He was a short man with a shaved head and glasses. He had a scar on his forehead. That scar might have come from an old skiing injury, but I had the feeling he’d earned it in battle. Sitting as close as I was, I could also see that he was missing some teeth.

“You,” the major called to one of us, “shut down the lights.”

“Aye, aye, sir,” the man called back as he raced to the switch.

A screen lowered from the ceiling, and a familiar image appeared. It was a planet called Hubble, certainly the ugliest piece of real estate I had ever seen. The planet had a smoggy, brownish black surface that had not seen sunlight in thousands of years.

“Gentlemen, this here is Hubble. Hubble does not have oxygen in its atmosphere. The gases that surround Hubble are humid with oil. If you breathe that shit, you will die, Marines. I suggest you take good care of your armor so it can take good care of you.”

The picture changed to a surface view of the planet. Several of the men in the cafeteria groaned. The landscape looked like a desert at night except that the soil sparkled like fresh coffee grounds. The cliffs looked like they were made of volcanic glass.

“This is the surface of Hubble. This is what happens when a sun expands and bakes a planet, gentlemen. It turns to shit.

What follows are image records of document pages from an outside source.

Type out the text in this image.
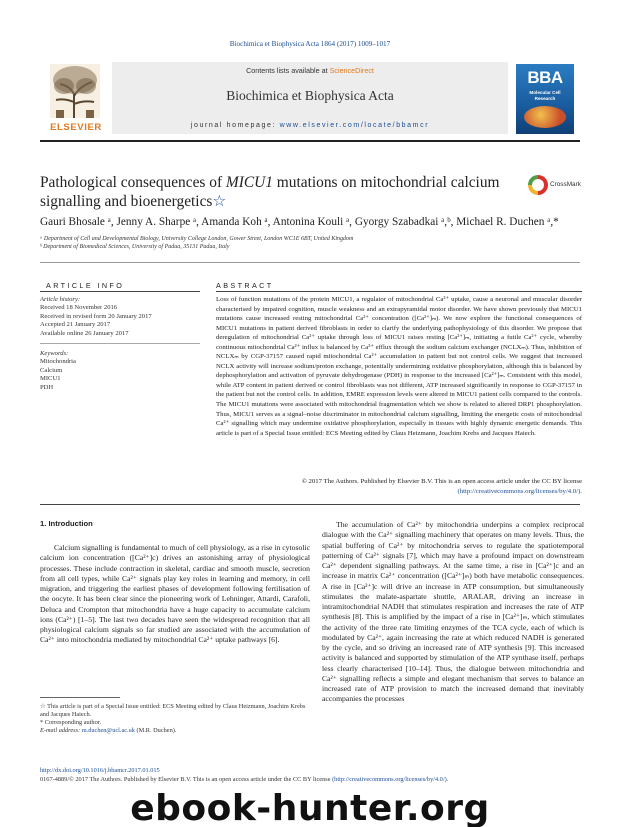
Biochimica et Biophysica Acta 1864 (2017) 1009–1017
ELSEVIER
Contents lists available at ScienceDirect
Biochimica et Biophysica Acta
journal homepage: www.elsevier.com/locate/bbamcr
BBA
Molecular Cell Research
Pathological consequences of MICU1 mutations on mitochondrial calcium signalling and bioenergetics☆
CrossMark
Gauri Bhosale ᵃ, Jenny A. Sharpe ᵃ, Amanda Koh ᵃ, Antonina Kouli ᵃ, Gyorgy Szabadkai ᵃ,ᵇ, Michael R. Duchen ᵃ,*
ᵃ Department of Cell and Developmental Biology, University College London, Gower Street, London WC1E 6BT, United Kingdom
ᵇ Department of Biomedical Sciences, University of Padua, 35131 Padua, Italy
ARTICLE INFO	ABSTRACT
Article history:
Received 18 November 2016
Received in revised form 20 January 2017
Accepted 21 January 2017
Available online 26 January 2017
Keywords:
Mitochondria
Calcium
MICU1
PDH
Loss of function mutations of the protein MICU1, a regulator of mitochondrial Ca²⁺ uptake, cause a neuronal and muscular disorder characterised by impaired cognition, muscle weakness and an extrapyramidal motor disorder. We have shown previously that MICU1 mutations cause increased resting mitochondrial Ca²⁺ concentration ([Ca²⁺]ₘ). We now explore the functional consequences of MICU1 mutations in patient derived fibroblasts in order to clarify the underlying pathophysiology of this disorder. We propose that deregulation of mitochondrial Ca²⁺ uptake through loss of MICU1 raises resting [Ca²⁺]ₘ, initiating a futile Ca²⁺ cycle, whereby continuous mitochondrial Ca²⁺ influx is balanced by Ca²⁺ efflux through the sodium calcium exchanger (NCLXₘ). Thus, inhibition of NCLXₘ by CGP-37157 caused rapid mitochondrial Ca²⁺ accumulation in patient but not control cells. We suggest that increased NCLX activity will increase sodium/proton exchange, potentially undermining oxidative phosphorylation, although this is balanced by dephosphorylation and activation of pyruvate dehydrogenase (PDH) in response to the increased [Ca²⁺]ₘ. Consistent with this model, while ATP content in patient derived or control fibroblasts was not different, ATP increased significantly in response to CGP-37157 in the patient but not the control cells. In addition, EMRE expression levels were altered in MICU1 patient cells compared to the controls. The MICU1 mutations were associated with mitochondrial fragmentation which we show is related to altered DRP1 phosphorylation. Thus, MICU1 serves as a signal–noise discriminator in mitochondrial calcium signalling, limiting the energetic costs of mitochondrial Ca²⁺ signalling which may undermine oxidative phosphorylation, especially in tissues with highly dynamic energetic demands. This article is part of a Special Issue entitled: ECS Meeting edited by Claus Heizmann, Joachim Krebs and Jacques Haiech.
© 2017 The Authors. Published by Elsevier B.V. This is an open access article under the CC BY license
(http://creativecommons.org/licenses/by/4.0/).
1. Introduction
Calcium signalling is fundamental to much of cell physiology, as a rise in cytosolic calcium ion concentration ([Ca²⁺]c) drives an astonishing array of physiological processes. These include contraction in skeletal, cardiac and smooth muscle, secretion from all cell types, while Ca²⁺ signals play key roles in learning and memory, in cell migration, and triggering the earliest phases of development following fertilisation of the oocyte. It has been clear since the pioneering work of Lehninger, Attardi, Carafoli, Deluca and Crompton that mitochondria have a huge capacity to accumulate calcium ions (Ca²⁺) [1–5]. The last two decades have seen the widespread recognition that all physiological calcium signals so far studied are associated with the accumulation of Ca²⁺ into mitochondria mediated by mitochondrial Ca²⁺ uptake pathways [6].
The accumulation of Ca²⁺ by mitochondria underpins a complex reciprocal dialogue with the Ca²⁺ signalling machinery that operates on many levels. Thus, the spatial buffering of Ca²⁺ by mitochondria serves to regulate the spatiotemporal patterning of Ca²⁺ signals [7], which may have a profound impact on downstream Ca²⁺ dependent signalling pathways. At the same time, a rise in [Ca²⁺]c and an increase in matrix Ca²⁺ concentration ([Ca²⁺]ₘ) both have metabolic consequences. A rise in [Ca²⁺]c will drive an increase in ATP consumption, but simultaneously stimulates the malate-aspartate shuttle, ARALAR, driving an increase in intramitochondrial NADH that stimulates respiration and increases the rate of ATP synthesis [8]. This is amplified by the impact of a rise in [Ca²⁺]ₘ, which stimulates the activity of the three rate limiting enzymes of the TCA cycle, each of which is modulated by Ca²⁺, again increasing the rate at which reduced NADH is generated by the cycle, and so driving an increased rate of ATP synthesis [9]. This increased activity is balanced and supported by stimulation of the ATP synthase itself, perhaps less clearly characterised [10–14]. Thus, the dialogue between mitochondria and Ca²⁺ signalling reflects a simple and elegant mechanism that serves to balance an increased rate of ATP provision to match the increased demand that inevitably accompanies the processes
☆ This article is part of a Special Issue entitled: ECS Meeting edited by Claus Heizmann, Joachim Krebs and Jacques Haiech.
* Corresponding author.
E-mail address: m.duchen@ucl.ac.uk (M.R. Duchen).
http://dx.doi.org/10.1016/j.bbamcr.2017.01.015
0167-4889/© 2017 The Authors. Published by Elsevier B.V. This is an open access article under the CC BY license (http://creativecommons.org/licenses/by/4.0/).
ebook-hunter.org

“Hubble is made of one kind of shit and one kind of shit only. That shit is in the air. It is in the ground. It is in the rocks. It is nasty shit, gentlemen.

“Should you visit Hubble, do not shoot the rocks or dig a hole, gentlemen. In the rocks and ground you will find the nastiest shit of all. The boys in the science lab have labeled this an ‘extreme-hydrogenation elemental compound distillation.’ At the Pentagon we call it ‘distilled shit gas.’

“You may not know this, Marines, but we lost a lot of good men and equipment on Hubble because distilled shit gas eats through armor and machinery.”

The scene changed to show a corpse. It was a Marine in combat armor. The outside of his armor was intact. The camera came up to his visor, which normally had tint shields but was now entirely transparent. The face behind the visor was stripped down to skull and muscle, with the muscle disintegrating right before our eyes.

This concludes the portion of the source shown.